1 年 ≈ π × 10⁷ 秒（物理学家的小技巧）。

推论：「每人每秒一次」× 1000 万用户 = 1000 万/秒平均。消费类应用峰值 2–5× 平均值，B2B 白天集中型 8–10×。

QPS 与存储实例

例 1 — 聊天应用（Alex Xu 第 12 章风格）

5 亿 DAU × 每人 40 条/天 = 2 × 10¹⁰/天。平均写 QPS = 2 × 10¹⁰ / 10⁵ = 20 万/秒。峰值（3×）≈ 60 万/秒。读是扇出：平均每条 3 个接收者 → 60 万/秒写放大为 180 万/秒读。存储：每条 200 字节 × 2 × 10¹⁰ = 4 TB/天 = 1.46 PB/年。3 副本 + 30% 开销 → 实际配额 ~6 PB/年。

例 2 — 短链接（Alex Xu 第 8 章）

每月 1 亿新 URL → 1e8 / (2.6 × 10⁶ s) ≈ 40 写/秒。10:1 读写比 → 400 读/秒。这是单 Postgres问题，不是第一天就分片的问题。10 年 × 1 亿 = 12 亿行 × 500 字节 = 600 GB，一块 NVMe 就装下。

例 3 — 照片上传（Flickr / Acing 第 12 章）

1000 万上传/天，原图 3 MB + 5 种缩略图（合计 200 KB）。写入带宽：10⁷ × 3.2 MB / 86 400 s ≈ 370 MB/s。存储：32 TB/天 → 11.7 PB/年（未复制）。Glacier 冷层 $0.004/GB/月 → 11.7 PB 冷存约 4.5 万美元/月。

带宽与出口成本

2025 年 AWS us-east-1 出口费前 10 TB/月 ~$0.09/GB，超过 150 TB/月降至 $0.05/GB。从 S3 裸出 1 PB 视频 ≈ 5 万美元/月出口费，所以 YouTube/Netflix 级系统都走peered CDN出口（$0.002–0.01/GB，便宜 50–100×）。面试官会追问：读重型 blob 工作负载一定提 CDN 分流。

1 Gbps = 125 MB/s = 10.8 TB/天。
10 Gbps ≈ 1.1 PB/天（胖服务器网卡）。
100 Gbps（现代 DC spine）≈ 每链路 10.8 PB/天。

反模式

视频/音频/LLM 流设计里忘了出口费。候选人若设计「YouTube」时没意识到 S3 裸出口费超过整个小型 YouTube 的收入，就算没通过成本意识检查。

LLM token 经济学

这是经典书不覆盖的 OpenAI/Anthropic 特有一层。背熟：

1 个英文 token ≈ 0.75 词 ≈ 4 字符。
2000 词文档 ≈ 2700 token。
GPT-4 级 70 B 参数 BF16：权重 ~140 GB → 2× H100（每块 80 GB）+ KV cache。
Prefill 受算力限（FLOPs ≈ 2 × 参数数 × prompt_tokens）；decode 受显存带宽限（每个输出 token 需搬运 params_bytes）。
H100 BF16 单流 decode 吞吐 ≈ HBM_BW / params_bytes = 3.35 TB/s ÷ 140 GB ≈ 24 token/秒。
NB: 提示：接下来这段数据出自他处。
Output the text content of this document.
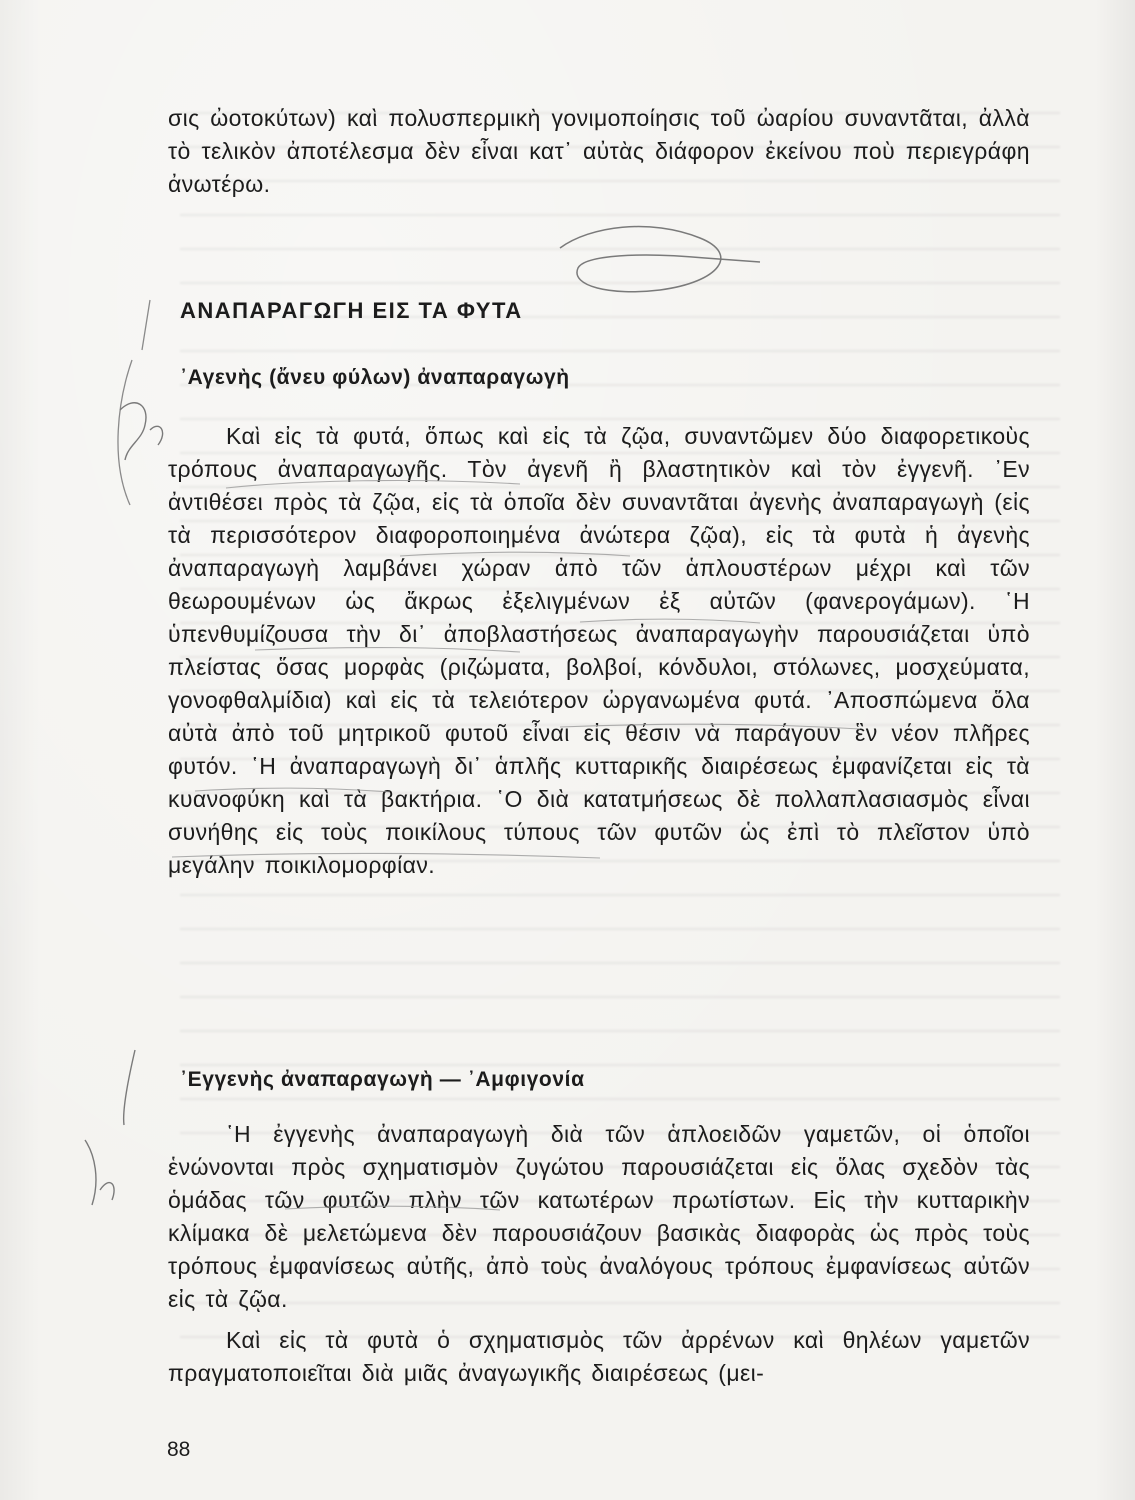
σις ὠοτοκύτων) καὶ πολυσπερμικὴ γονιμοποίησις τοῦ ὠαρίου συναντᾶται, ἀλλὰ τὸ τελικὸν ἀποτέλεσμα δὲν εἶναι κατ᾽ αὐτὰς διάφορον ἐκείνου ποὺ περιεγράφη ἀνωτέρω.

ΑΝΑΠΑΡΑΓΩΓΗ ΕΙΣ ΤΑ ΦΥΤΑ
᾽Αγενὴς (ἄνευ φύλων) ἀναπαραγωγὴ

Καὶ εἰς τὰ φυτά, ὅπως καὶ εἰς τὰ ζῷα, συναντῶμεν δύο διαφορετικοὺς τρόπους ἀναπαραγωγῆς. Τὸν ἀγενῆ ἢ βλαστητικὸν καὶ τὸν ἐγγενῆ. ᾽Εν ἀντιθέσει πρὸς τὰ ζῷα, εἰς τὰ ὁποῖα δὲν συναντᾶται ἀγενὴς ἀναπαραγωγὴ (εἰς τὰ περισσότερον διαφοροποιημένα ἀνώτερα ζῷα), εἰς τὰ φυτὰ ἡ ἀγενὴς ἀναπαραγωγὴ λαμβάνει χώραν ἀπὸ τῶν ἁπλουστέρων μέχρι καὶ τῶν θεωρουμένων ὡς ἄκρως ἐξελιγμένων ἐξ αὐτῶν (φανερογάμων). ῾Η ὑπενθυμίζουσα τὴν δι᾽ ἀποβλαστήσεως ἀναπαραγωγὴν παρουσιάζεται ὑπὸ πλείστας ὅσας μορφὰς (ριζώματα, βολβοί, κόνδυλοι, στόλωνες, μοσχεύματα, γονοφθαλμίδια) καὶ εἰς τὰ τελειότερον ὠργανωμένα φυτά. ᾽Αποσπώμενα ὅλα αὐτὰ ἀπὸ τοῦ μητρικοῦ φυτοῦ εἶναι εἰς θέσιν νὰ παράγουν ἓν νέον πλῆρες φυτόν. ῾Η ἀναπαραγωγὴ δι᾽ ἁπλῆς κυτταρικῆς διαιρέσεως ἐμφανίζεται εἰς τὰ κυανοφύκη καὶ τὰ βακτήρια. ῾Ο διὰ κατατμήσεως δὲ πολλαπλασιασμὸς εἶναι συνήθης εἰς τοὺς ποικίλους τύπους τῶν φυτῶν ὡς ἐπὶ τὸ πλεῖστον ὑπὸ μεγάλην ποικιλομορφίαν.

᾽Εγγενὴς ἀναπαραγωγὴ — ᾽Αμφιγονία

῾Η ἐγγενὴς ἀναπαραγωγὴ διὰ τῶν ἁπλοειδῶν γαμετῶν, οἱ ὁποῖοι ἑνώνονται πρὸς σχηματισμὸν ζυγώτου παρουσιάζεται εἰς ὅλας σχεδὸν τὰς ὁμάδας τῶν φυτῶν πλὴν τῶν κατωτέρων πρωτίστων. Εἰς τὴν κυτταρικὴν κλίμακα δὲ μελετώμενα δὲν παρουσιάζουν βασικὰς διαφορὰς ὡς πρὸς τοὺς τρόπους ἐμφανίσεως αὐτῆς, ἀπὸ τοὺς ἀναλόγους τρόπους ἐμφανίσεως αὐτῶν εἰς τὰ ζῷα.

Καὶ εἰς τὰ φυτὰ ὁ σχηματισμὸς τῶν ἀρρένων καὶ θηλέων γαμετῶν πραγματοποιεῖται διὰ μιᾶς ἀναγωγικῆς διαιρέσεως (μει-

88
continuous batching（vLLM 风格）后总吞吐提升 10–50×。

实例：10 万 RPS LLM 服务

见 100k RPS LLM 真题。假设每请求 2 k 输入 + 500 输出 token，8 B 模型。单次 prefill FLOPs ≈ 2 × 8e9 × 2000 = 3.2 × 10¹³。H100 有效 300 TFLOP/s → 约 100 ms 预填。decode 500 token × 40 ms/token（batched）= 20 秒。支撑 10 万 RPS 需 ~200 万并发 decode → continuous batching 256 并发/GPU → ~8000 块 H100。on-demand $2/小时 = 1.6 万美元/小时 = 1.4 亿美元/年，纯 GPU。所以在 OpenAI/Anthropic 规模上量化 + 投机解码 + MoE 路由不是可选项。

OpenAI 专属

OpenAI 会追问 batching 与延迟的权衡：讲清每用户 token/秒与集群 token/秒/$ 的 Pareto 前沿，以及为什么产品上出不同 SKU（Turbo vs Standard）沿这条曲线分布。

Anthropic 专属

Anthropic 在意长上下文尾部：20 万 token 的 Claude 请求 prefill FLOPs 是 2 k prompt 的 100×；70 B 模型 BF16 时 KV cache 就有 ~40 GB。提 chunked prefill、paged attention、共享 system prompt 的 prefix caching。

常见错误与合理性检查

字节 vs 比特差 1000×。1 Gbps 是 125 MB/s，不是 1 GB/s。
忽略复制开销。可用容量 ≈ 裸容量 / 3（RF=3）。
混淆 DAU 与 QPS。1 亿 DAU × 10 动作/天 = 1.1 万/秒，不是 10 万/秒。
忘记峰值倍数。消费型 2–5×，B2B 8–10×。
把 RTT 当单程。查询+响应至少 2 个 RTT，带 TLS 握手更多。
引用 HDD 寻道时间（10 ms）做现代 NVMe 设计。2008 打来电话了。

合理性检查：如果你的年度存储大于 Google 公开的总容量，少算/多算了 10 倍；如果 QPS 大于全球互联网包率（~100 亿/秒），同理。

「宁可大约正确，也不要精确错误。」——凯恩斯，白板算数的每位 staff engineer 都引用过。